Taylor man revived after being dead for 20 minutes due to electrical shock, officials say

Michael Pruitt revived at Beaumont Hospital in Farmington Hills

FARMINGTON HILLS, Mich. - A Taylor man who was revived after being dead for 20 minutes due to an electrical shock was "like The Hulk" when he became conscious again at Beaumont Hospital in Farmington Hills, hospital workers said.

Michael Pruitt, 20, was carrying a metal ladder while helping his stepfather at a Livonia job site, officials said. The ladder touched a live electrical wire, shocking Pruitt, officials said.

"I remember being electrocuted while holding that ladder and shaking, and then nothing," Pruitt said.

The homeowner at the job site called 911 and performed CPR, according to authorities. Firefighters arrived four minutes later and took Puritt to the Level 2 Emergency and Trauma Center at Beaumont Hospital in Farmington Hills.

"They brought in this perfect young man who had no vital signs," Dr. Angel Chudler said. "I said to my team, 'We're bringing him back.' And then, I said to him, 'You better come back.'"

Michael Pruitt with Dr. Angel Chudler (Beaumont)

Pruitt's heart was shocked with a defibrillator, but nothing happened. Chudler used a more intense shock the second time, and Pruitt's heart started beating within two minutes, according to hospital workers.

"When he became conscious again, he was like The Hulk, grabbing the railings and shaking the bed with huge strength," clinical nurse Yasmeen Bachir, RN, said. "It took the entire care team to hold Michael. I guess every superhero has to die at least once."

"In less than five minutes, brain cells start to die from lack of oxygen," said Barbara Smith, RN, director of Trauma Services at the hospital. "Michael’s resuscitation is miraculous. He did not lose any brain function. It’s a testament to the importance of immediate and continuous CPR to move oxygenated blood to the brain."

"I knew he’d be OK when Michael made a sarcastic gesture when I asked if he had any other superpowers," said Pruitt's mother, Jillian, a rehabilitation tech at Beaumont Hospital in Taylor. "My first-born had returned from the dead."

Michael Pruitt with Dr. Angel Chudler, clinical nurse Yasmeen Bachir and his mother. (Beaumont)

Officials said the high-voltage electricity exited Pruitt's body through his big toes, which were burned from the inside. His toes were bandaged and are healing, officials said.

"When my folks ask me to take out the garbage now, I’ve been trying to use my painful big toes as an excuse not to do it," Pruitt said.

Michael Pruitt with Dr. Angel Chudler (Beaumont)

He said he got a new tattoo in honor of his recovery. The tattoo is an image of the sacred all-seeing eye of God inside a triangle, surrounded by a Native American dream catcher. Pruitt got the tattoo over his heart.

"When people ask if my hair spikes naturally, now I tell them it’s because I was electrocuted," Pruitt said.

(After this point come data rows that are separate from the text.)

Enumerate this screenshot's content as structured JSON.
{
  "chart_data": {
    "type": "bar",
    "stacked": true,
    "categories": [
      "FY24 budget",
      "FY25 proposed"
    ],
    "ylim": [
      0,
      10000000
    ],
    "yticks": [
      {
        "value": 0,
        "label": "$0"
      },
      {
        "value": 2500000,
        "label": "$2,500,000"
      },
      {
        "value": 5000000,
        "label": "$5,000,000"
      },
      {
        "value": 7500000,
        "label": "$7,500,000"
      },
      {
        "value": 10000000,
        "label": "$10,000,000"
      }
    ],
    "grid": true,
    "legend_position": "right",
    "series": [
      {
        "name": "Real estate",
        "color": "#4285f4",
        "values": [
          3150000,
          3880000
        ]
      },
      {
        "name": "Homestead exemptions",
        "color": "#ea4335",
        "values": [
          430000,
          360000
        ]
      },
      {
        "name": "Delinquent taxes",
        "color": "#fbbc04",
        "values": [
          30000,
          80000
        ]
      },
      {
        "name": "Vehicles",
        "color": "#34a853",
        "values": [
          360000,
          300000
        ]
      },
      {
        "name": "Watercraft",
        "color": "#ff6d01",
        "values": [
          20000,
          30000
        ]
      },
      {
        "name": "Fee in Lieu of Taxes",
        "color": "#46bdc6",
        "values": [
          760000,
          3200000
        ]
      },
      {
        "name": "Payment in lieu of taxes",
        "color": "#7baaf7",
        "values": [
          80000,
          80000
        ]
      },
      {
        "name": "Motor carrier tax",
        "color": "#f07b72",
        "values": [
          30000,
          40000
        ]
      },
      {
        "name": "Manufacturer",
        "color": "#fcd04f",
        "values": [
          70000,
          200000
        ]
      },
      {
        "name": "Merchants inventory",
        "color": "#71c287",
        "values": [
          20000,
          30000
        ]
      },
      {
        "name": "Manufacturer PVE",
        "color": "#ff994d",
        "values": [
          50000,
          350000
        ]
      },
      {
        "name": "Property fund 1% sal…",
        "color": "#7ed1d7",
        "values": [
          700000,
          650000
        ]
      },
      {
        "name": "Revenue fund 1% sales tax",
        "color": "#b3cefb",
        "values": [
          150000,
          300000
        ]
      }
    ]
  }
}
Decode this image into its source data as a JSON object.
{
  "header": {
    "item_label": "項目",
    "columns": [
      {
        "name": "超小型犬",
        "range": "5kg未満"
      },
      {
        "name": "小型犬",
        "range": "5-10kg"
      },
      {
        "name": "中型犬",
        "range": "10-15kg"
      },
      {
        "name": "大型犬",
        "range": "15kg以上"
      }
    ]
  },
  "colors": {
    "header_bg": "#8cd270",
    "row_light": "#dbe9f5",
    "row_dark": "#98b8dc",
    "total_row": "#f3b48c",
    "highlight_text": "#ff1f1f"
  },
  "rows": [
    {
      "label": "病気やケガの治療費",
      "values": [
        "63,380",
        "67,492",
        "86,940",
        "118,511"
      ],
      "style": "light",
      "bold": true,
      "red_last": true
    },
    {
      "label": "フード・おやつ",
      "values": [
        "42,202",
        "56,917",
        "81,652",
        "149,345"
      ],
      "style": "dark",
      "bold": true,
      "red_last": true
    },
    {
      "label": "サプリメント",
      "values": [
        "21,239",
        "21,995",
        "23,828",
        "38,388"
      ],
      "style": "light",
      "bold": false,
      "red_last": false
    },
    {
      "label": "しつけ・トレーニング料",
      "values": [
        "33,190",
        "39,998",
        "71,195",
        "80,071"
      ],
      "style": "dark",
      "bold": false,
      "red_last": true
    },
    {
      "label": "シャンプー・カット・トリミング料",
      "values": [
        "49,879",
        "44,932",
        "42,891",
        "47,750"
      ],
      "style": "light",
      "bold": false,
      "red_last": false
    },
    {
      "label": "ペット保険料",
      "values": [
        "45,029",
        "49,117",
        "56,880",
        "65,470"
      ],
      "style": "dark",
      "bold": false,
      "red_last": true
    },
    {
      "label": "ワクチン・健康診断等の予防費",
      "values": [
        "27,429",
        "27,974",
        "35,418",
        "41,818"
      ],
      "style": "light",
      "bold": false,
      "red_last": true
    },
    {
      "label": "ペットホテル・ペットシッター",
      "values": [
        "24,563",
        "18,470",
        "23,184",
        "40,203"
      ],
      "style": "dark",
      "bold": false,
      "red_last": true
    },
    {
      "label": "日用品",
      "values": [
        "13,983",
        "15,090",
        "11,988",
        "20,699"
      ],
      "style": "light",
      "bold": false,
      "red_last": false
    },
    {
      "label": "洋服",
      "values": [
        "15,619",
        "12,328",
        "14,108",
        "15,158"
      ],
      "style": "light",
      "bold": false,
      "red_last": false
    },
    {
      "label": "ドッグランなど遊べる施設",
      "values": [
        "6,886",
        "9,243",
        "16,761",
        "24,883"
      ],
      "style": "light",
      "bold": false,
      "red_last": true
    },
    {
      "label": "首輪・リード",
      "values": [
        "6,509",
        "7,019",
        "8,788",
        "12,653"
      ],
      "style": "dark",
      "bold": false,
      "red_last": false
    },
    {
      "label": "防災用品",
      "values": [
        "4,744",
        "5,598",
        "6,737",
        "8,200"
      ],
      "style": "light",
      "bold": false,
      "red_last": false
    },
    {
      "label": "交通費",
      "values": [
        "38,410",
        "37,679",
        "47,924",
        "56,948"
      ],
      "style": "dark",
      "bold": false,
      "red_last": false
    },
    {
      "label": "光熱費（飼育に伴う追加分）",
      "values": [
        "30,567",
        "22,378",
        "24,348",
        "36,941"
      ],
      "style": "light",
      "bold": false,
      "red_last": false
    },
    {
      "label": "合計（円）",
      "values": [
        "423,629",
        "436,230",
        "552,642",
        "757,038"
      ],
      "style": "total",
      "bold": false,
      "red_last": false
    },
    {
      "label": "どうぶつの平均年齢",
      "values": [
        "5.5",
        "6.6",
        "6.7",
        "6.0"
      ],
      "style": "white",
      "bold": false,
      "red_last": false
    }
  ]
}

Officials said recovery from electric shock depends on the nature and severity of the injuries. The percentage of the body surface area burned is the most important factor affecting prognosis.

Michael Pruitt with Dr. Angel Chudler, clinical nurse Yasmeen Bachir and his mother. (Beaumont)

Here are some possible symptoms of electric shock:

  • Loss of consciousness
  • Muscle spasms
  • Numbness or tingling
  • Breathing problems
  • Headache
  • Problems with vision or hearing
  • Burns
  • Seizures
  • Irregular heartbeat

Electrical damage to the brain could result in a permanent seizure disorder, depression, anxiety or other personality changes, officials said. An electrical current can also cause internal damage, cardiac arrest or other injuries, according to experts.